Both Mohler and Northernaire involved misrepresentations of law, and in both cases it was determined that the claims were not actionable. But dicta in both cases suggest that where factual information is otherwise available to the public, a claim of negligent misrepresentation of fact may not be maintained. Both cases recognize that negligent misrepresentations of fact remain actionable against government employees when “members of the public have no other access to factual information maintained by the government except through those individuals.” Mohler, 643 N.W.2d at 637; see also Northernaire, 309 Minn. at 390, 244 N.W.2d at 282.
Furthermore, in dictum, the Mohler court analyzed the appellants’ negligent-misrepresentation-of-fact claim and concluded that because the appellants failed to provide sufficient evidence to establish that they did not have access to the requested information from sources other than the city, summary judgment for the city would have been appropriate on that claim. 643 N.W.2d at 637-38.
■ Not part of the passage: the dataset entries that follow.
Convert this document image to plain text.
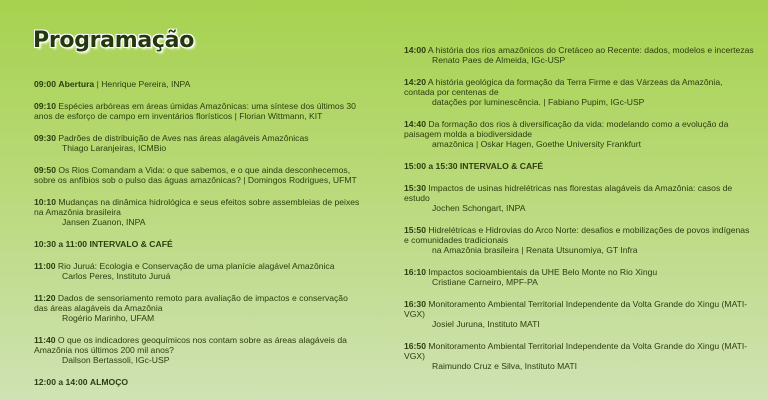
Programação
09:00 Abertura | Henrique Pereira, INPA
09:10 Espécies arbóreas em áreas úmidas Amazônicas: uma síntese dos últimos 30 anos de esforço de campo em inventários florísticos | Florian Wittmann, KIT
09:30 Padrões de distribuição de Aves nas áreas alagáveis Amazônicas
Thiago Laranjeiras, ICMBio
09:50 Os Rios Comandam a Vida: o que sabemos, e o que ainda desconhecemos, sobre os anfíbios sob o pulso das águas amazônicas? | Domingos Rodrigues, UFMT
10:10 Mudanças na dinâmica hidrológica e seus efeitos sobre assembleias de peixes na Amazônia brasileira
Jansen Zuanon, INPA
10:30 a 11:00 INTERVALO & CAFÉ
11:00 Rio Juruá: Ecologia e Conservação de uma planície alagável Amazônica
Carlos Peres, Instituto Juruá
11:20 Dados de sensoriamento remoto para avaliação de impactos e conservação das áreas alagáveis da Amazônia
Rogério Marinho, UFAM
11:40 O que os indicadores geoquímicos nos contam sobre as áreas alagáveis da Amazônia nos últimos 200 mil anos?
Dailson Bertassoli, IGc-USP
12:00 a 14:00 ALMOÇO
14:00 A história dos rios amazônicos do Cretáceo ao Recente: dados, modelos e incertezas
Renato Paes de Almeida, IGc-USP
14:20 A história geológica da formação da Terra Firme e das Várzeas da Amazônia, contada por centenas de
datações por luminescência. | Fabiano Pupim, IGc-USP
14:40 Da formação dos rios à diversificação da vida: modelando como a evolução da paisagem molda a biodiversidade
amazônica | Oskar Hagen, Goethe University Frankfurt
15:00 a 15:30 INTERVALO & CAFÉ
15:30 Impactos de usinas hidrelétricas nas florestas alagáveis da Amazônia: casos de estudo
Jochen Schongart, INPA
15:50 Hidrelétricas e Hidrovias do Arco Norte: desafios e mobilizações de povos indígenas e comunidades tradicionais
na Amazônia brasileira | Renata Utsunomiya, GT Infra
16:10 Impactos socioambientais da UHE Belo Monte no Rio Xingu
Cristiane Carneiro, MPF-PA
16:30 Monitoramento Ambiental Territorial Independente da Volta Grande do Xingu (MATI-VGX)
Josiel Juruna, Instituto MATI
16:50 Monitoramento Ambiental Territorial Independente da Volta Grande do Xingu (MATI-VGX)
Raimundo Cruz e Silva, Instituto MATI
Clay County argues that the Vaas did not need to rely on the planning director for the information regarding the location of their property relative to the 100-year floodplain. The county asserts that the FEMA map and the Crestwood plat that the planning director relied on were available to the public. Clay County also argues that the Vaas could have had the property surveyed or had the maps reviewed by a surveyor.
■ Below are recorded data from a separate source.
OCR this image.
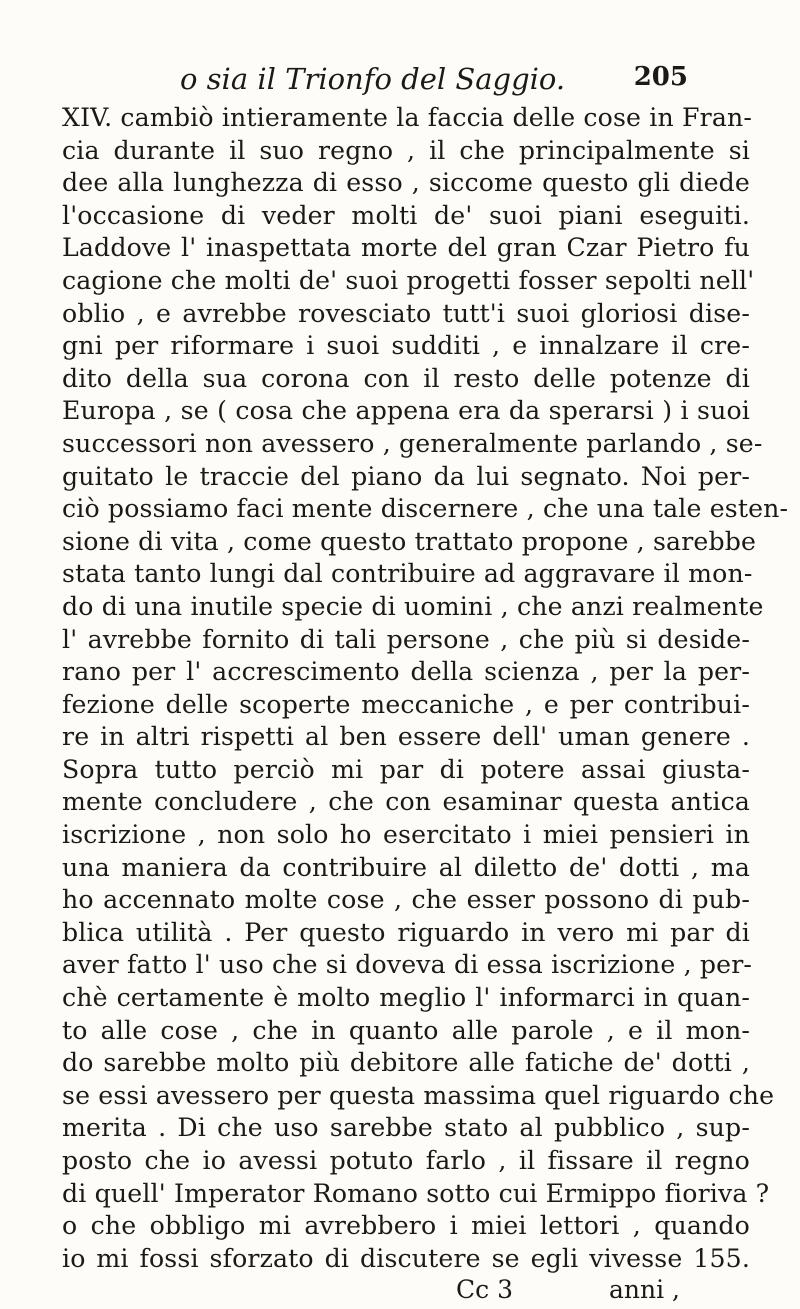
o sia il Trionfo del Saggio.	205
XIV. cambiò intieramente la faccia delle cose in Fran-
cia durante il suo regno , il che principalmente si
dee alla lunghezza di esso , siccome questo gli diede
l'occasione di veder molti de' suoi piani eseguiti.
Laddove l' inaspettata morte del gran Czar Pietro fu
cagione che molti de' suoi progetti fosser sepolti nell'
oblio , e avrebbe rovesciato tutt'i suoi gloriosi dise-
gni per riformare i suoi sudditi , e innalzare il cre-
dito della sua corona con il resto delle potenze di
Europa , se ( cosa che appena era da sperarsi ) i suoi
successori non avessero , generalmente parlando , se-
guitato le traccie del piano da lui segnato. Noi per-
ciò possiamo faci mente discernere , che una tale esten-
sione di vita , come questo trattato propone , sarebbe
stata tanto lungi dal contribuire ad aggravare il mon-
do di una inutile specie di uomini , che anzi realmente
l' avrebbe fornito di tali persone , che più si deside-
rano per l' accrescimento della scienza , per la per-
fezione delle scoperte meccaniche , e per contribui-
re in altri rispetti al ben essere dell' uman genere .
Sopra tutto perciò mi par di potere assai giusta-
mente concludere , che con esaminar questa antica
iscrizione , non solo ho esercitato i miei pensieri in
una maniera da contribuire al diletto de' dotti , ma
ho accennato molte cose , che esser possono di pub-
blica utilità . Per questo riguardo in vero mi par di
aver fatto l' uso che si doveva di essa iscrizione , per-
chè certamente è molto meglio l' informarci in quan-
to alle cose , che in quanto alle parole , e il mon-
do sarebbe molto più debitore alle fatiche de' dotti ,
se essi avessero per questa massima quel riguardo che
merita . Di che uso sarebbe stato al pubblico , sup-
posto che io avessi potuto farlo , il fissare il regno
di quell' Imperator Romano sotto cui Ermippo fioriva ?
o che obbligo mi avrebbero i miei lettori , quando
io mi fossi sforzato di discutere se egli vivesse 155.
Cc 3	anni ,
The Vaas, relying on Nave v. Dovolos, 395 N.W.2d 393 (Minn. App. 1986), argue that “[a]n individual who receives a representation in good faith need not verify its truthfulness.” But Nave discusses fraudulent misrepresentation, not negligent misrepresentation, and it refers specifically to “assertions of fact as to quality intended to induce a business transaction.” 395 N.W.2d at 398. The rule cited by the Vaas does not apply to a claim of negligent misrepresentation of fact by a government employee or official.
The Vaas have provided no evidence that the Clay County Planning Commission was the only source that they could obtain the requested information from. They had alternative access to the factual information they requested from the planning commission. In fact, the record is clear that the Vaas knew that they had at least one alternative way to obtain the information: they originally planned to have the property surveyed to determine where it lies relative to the 100-year floodplain. Because we find the dicta in Mohler and Northernaire to be persuasive, we conclude that a claim of negligent misrepresentation of fact against a government official or employee is not actionable when the requested information is available to the public through alternate means and when the person requesting such information is aware of that availability. The district court could have granted summary judgment on the issue of negligent misrepresentation of fact because the misrepresentation here involved a fact that is a matter of public record.
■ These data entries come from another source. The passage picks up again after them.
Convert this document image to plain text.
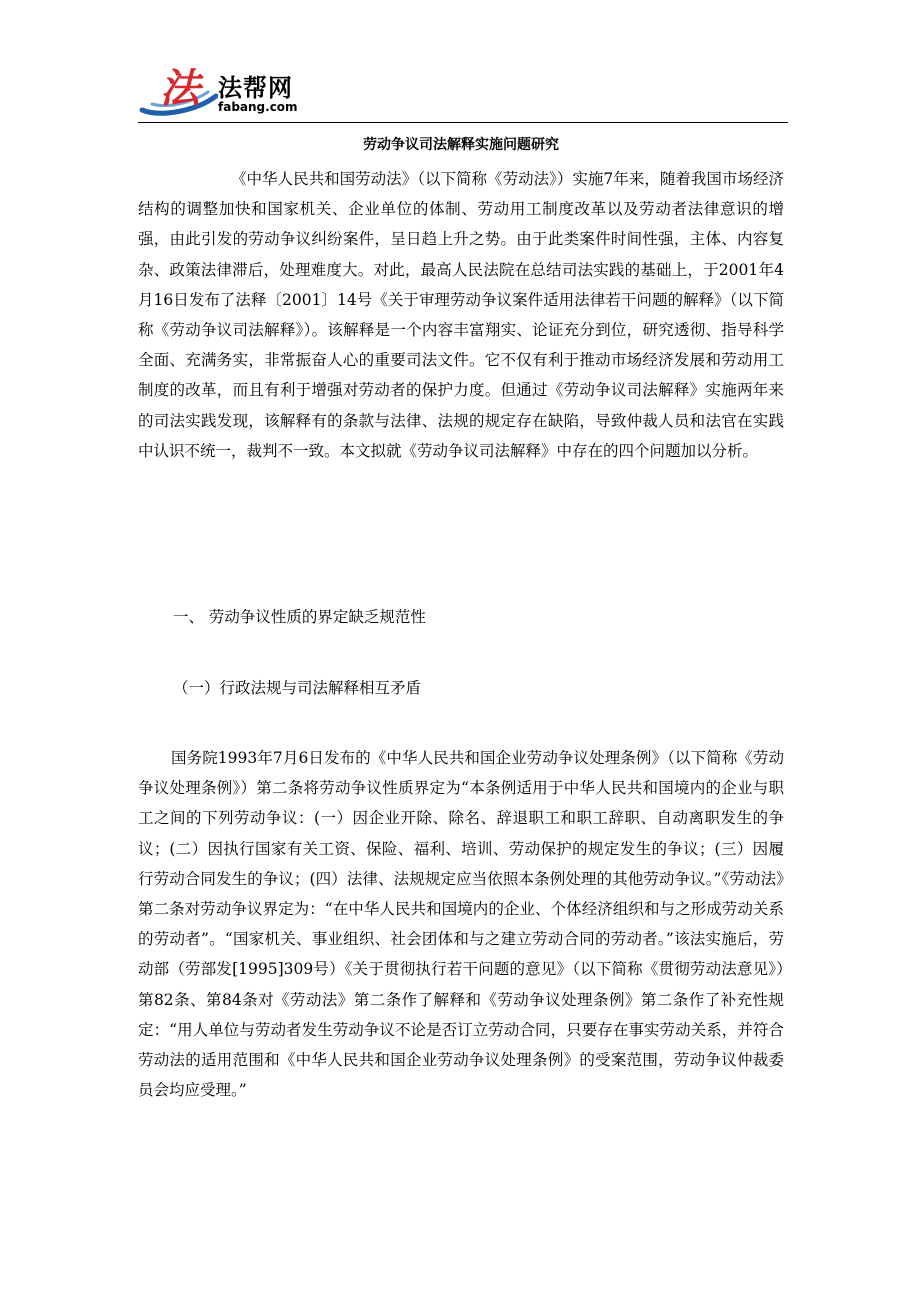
法 法帮网
fabang.com
劳动争议司法解释实施问题研究

《中华人民共和国劳动法》（以下简称《劳动法》）实施7年来，随着我国市场经济结构的调整加快和国家机关、企业单位的体制、劳动用工制度改革以及劳动者法律意识的增强，由此引发的劳动争议纠纷案件，呈日趋上升之势。由于此类案件时间性强，主体、内容复杂、政策法律滞后，处理难度大。对此，最高人民法院在总结司法实践的基础上，于2001年4月16日发布了法释〔2001〕14号《关于审理劳动争议案件适用法律若干问题的解释》（以下简称《劳动争议司法解释》）。该解释是一个内容丰富翔实、论证充分到位，研究透彻、指导科学全面、充满务实，非常振奋人心的重要司法文件。它不仅有利于推动市场经济发展和劳动用工制度的改革，而且有利于增强对劳动者的保护力度。但通过《劳动争议司法解释》实施两年来的司法实践发现，该解释有的条款与法律、法规的规定存在缺陷，导致仲裁人员和法官在实践中认识不统一，裁判不一致。本文拟就《劳动争议司法解释》中存在的四个问题加以分析。

一、 劳动争议性质的界定缺乏规范性

（一）行政法规与司法解释相互矛盾

国务院1993年7月6日发布的《中华人民共和国企业劳动争议处理条例》（以下简称《劳动争议处理条例》）第二条将劳动争议性质界定为“本条例适用于中华人民共和国境内的企业与职工之间的下列劳动争议：(一）因企业开除、除名、辞退职工和职工辞职、自动离职发生的争议；(二）因执行国家有关工资、保险、福利、培训、劳动保护的规定发生的争议；(三）因履行劳动合同发生的争议；(四）法律、法规规定应当依照本条例处理的其他劳动争议。”《劳动法》第二条对劳动争议界定为：“在中华人民共和国境内的企业、个体经济组织和与之形成劳动关系的劳动者”。“国家机关、事业组织、社会团体和与之建立劳动合同的劳动者。”该法实施后，劳动部（劳部发[1995]309号）《关于贯彻执行若干问题的意见》（以下简称《贯彻劳动法意见》）第82条、第84条对《劳动法》第二条作了解释和《劳动争议处理条例》第二条作了补充性规定：“用人单位与劳动者发生劳动争议不论是否订立劳动合同，只要存在事实劳动关系，并符合劳动法的适用范围和《中华人民共和国企业劳动争议处理条例》的受案范围，劳动争议仲裁委员会均应受理。”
Because we conclude that the county did not assume a duty to the Vaas under the Restatement (Second) of Torts § 552 when it provided the opinion letter and that a common-law claim of negligent misrepresentation of fact is inactionable here, we find that summary judgment for Clay County was appropriate. Because the county did not breach a duty to the Vaas, we do not need to address whether Clay County was entitled to vicarious official immunity. The district court did not err by granting summary judgment to Clay County.